No on gets to tell me how much sugar I should put in my cornbread. It's made with cornmeal and it's yellow so it must be cornbread.


----------



## Addie (Dec 30, 2018)

Kayelle said:


> I do hope you read the link I posted from the Boston Globe
> 
> The quote from Mark Twain is priceless.



Yes I did. Thank you. Yeah, I am definitely a Yankee. The worst cornbread I ever had was in Texas. I took a bite and grabbed my coffee to wash it down. I drank the whole cup and asked for a second one. Her husband ate most of what was in the pan.

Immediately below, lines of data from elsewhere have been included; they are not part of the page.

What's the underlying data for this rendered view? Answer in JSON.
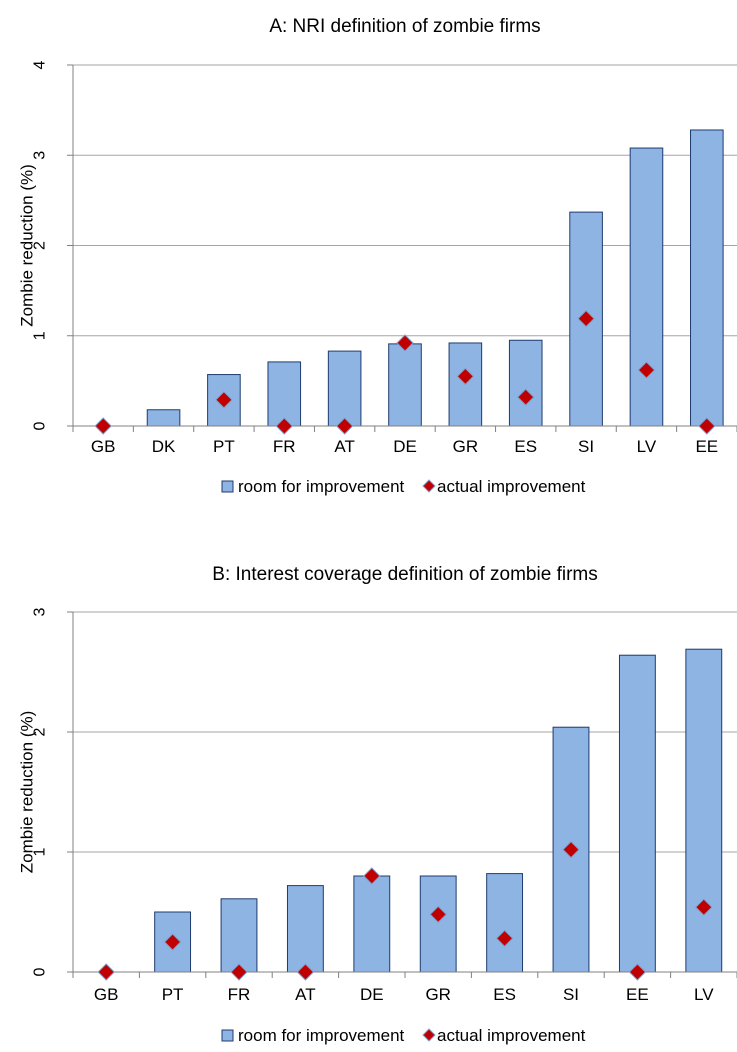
{
  "colors": {
    "bar_fill": "#8EB4E3",
    "bar_stroke": "#1F3B6E",
    "marker_fill": "#C00000",
    "marker_stroke": "#7F9FCC",
    "grid": "#A6A6A6",
    "axis": "#808080"
  },
  "chart_data": [
    {
      "type": "bar",
      "title": "A: NRI definition of zombie firms",
      "ylabel": "Zombie reduction (%)",
      "xlabel": "",
      "ylim": [
        0,
        4
      ],
      "yticks": [
        0,
        1,
        2,
        3,
        4
      ],
      "grid": true,
      "legend_position": "bottom",
      "categories": [
        "GB",
        "DK",
        "PT",
        "FR",
        "AT",
        "DE",
        "GR",
        "ES",
        "SI",
        "LV",
        "EE"
      ],
      "series": [
        {
          "name": "room for improvement",
          "kind": "bar",
          "values": [
            0,
            0.18,
            0.57,
            0.71,
            0.83,
            0.91,
            0.92,
            0.95,
            2.37,
            3.08,
            3.28
          ]
        },
        {
          "name": "actual improvement",
          "kind": "marker",
          "values": [
            0,
            null,
            0.29,
            0,
            0,
            0.92,
            0.55,
            0.32,
            1.19,
            0.62,
            0
          ]
        }
      ]
    },
    {
      "type": "bar",
      "title": "B: Interest coverage definition of zombie firms",
      "ylabel": "Zombie reduction (%)",
      "xlabel": "",
      "ylim": [
        0,
        3
      ],
      "yticks": [
        0,
        1,
        2,
        3
      ],
      "grid": true,
      "legend_position": "bottom",
      "categories": [
        "GB",
        "PT",
        "FR",
        "AT",
        "DE",
        "GR",
        "ES",
        "SI",
        "EE",
        "LV"
      ],
      "series": [
        {
          "name": "room for improvement",
          "kind": "bar",
          "values": [
            0,
            0.5,
            0.61,
            0.72,
            0.8,
            0.8,
            0.82,
            2.04,
            2.64,
            2.69
          ]
        },
        {
          "name": "actual improvement",
          "kind": "marker",
          "values": [
            0,
            0.25,
            0,
            0,
            0.8,
            0.48,
            0.28,
            1.02,
            0,
            0.54
          ]
        }
      ]
    }
  ]
}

Somehow he survived. 

I have eaten in a couple of those spots in the North End. I used to frequently go over there to pick up cheese that had been imported from Italy. There is one little corner grocery store where you still have to scoop your pasta from a bin. There are about ten bins. And they change the contents in mid-week.


----------



## Just Cooking (Dec 30, 2018)

Andy M. said:


> No on gets to tell me how much sugar I should put in my cornbread. It's made with cornmeal and it's yellow so it must be cornbread.



Works for me..  

Ross


----------



## msmofet (Dec 30, 2018)

I have noticed _some_ Southerners insist no sugar goes in cornbread. BUT then drench it in honey before they eat it. Doesn’t make setting me.


----------



## Just Cooking (Dec 30, 2018)

msmofet said:


> I have noticed _some_ Southerners insist no sugar goes in cornbread. BUT then drench it in honey before they eat it. Doesn’t make setting me.



I believe that is individual taste. I learn a lot from paying attention to what others enjoy. Some things I embrace, others I pass. 
Ross


----------



## Kayelle (Dec 30, 2018)

Being raised in the west, I'm not much interested in the cornbread debate although my Dad was from the north and Mom was from the south. Dad didn't like cornbread at all, and Mom would make southern cornbread mainly to eat crumbled in a glass of buttermilk. I understand that is a custom loved in the south.
I only enjoy Mexican style cornbread made with a scant amount of sugar.


----------



## Kayelle (Dec 30, 2018)

This is the recipe I use, however, I* cut the butter to 1/2 cup and cut the sugar to 1/3 cup. *I also often use Mexican pepper jack for part of the cheese mix.
https://www.allrecipes.com/recipe/24209/absolute-mexican-cornbread/


----------



## Addie (Dec 30, 2018)

I think I will branch out from my recipe for corn bread and try other recipes during the cold weather. I don'[t want to be branded one of those "Damn Yankees."


----------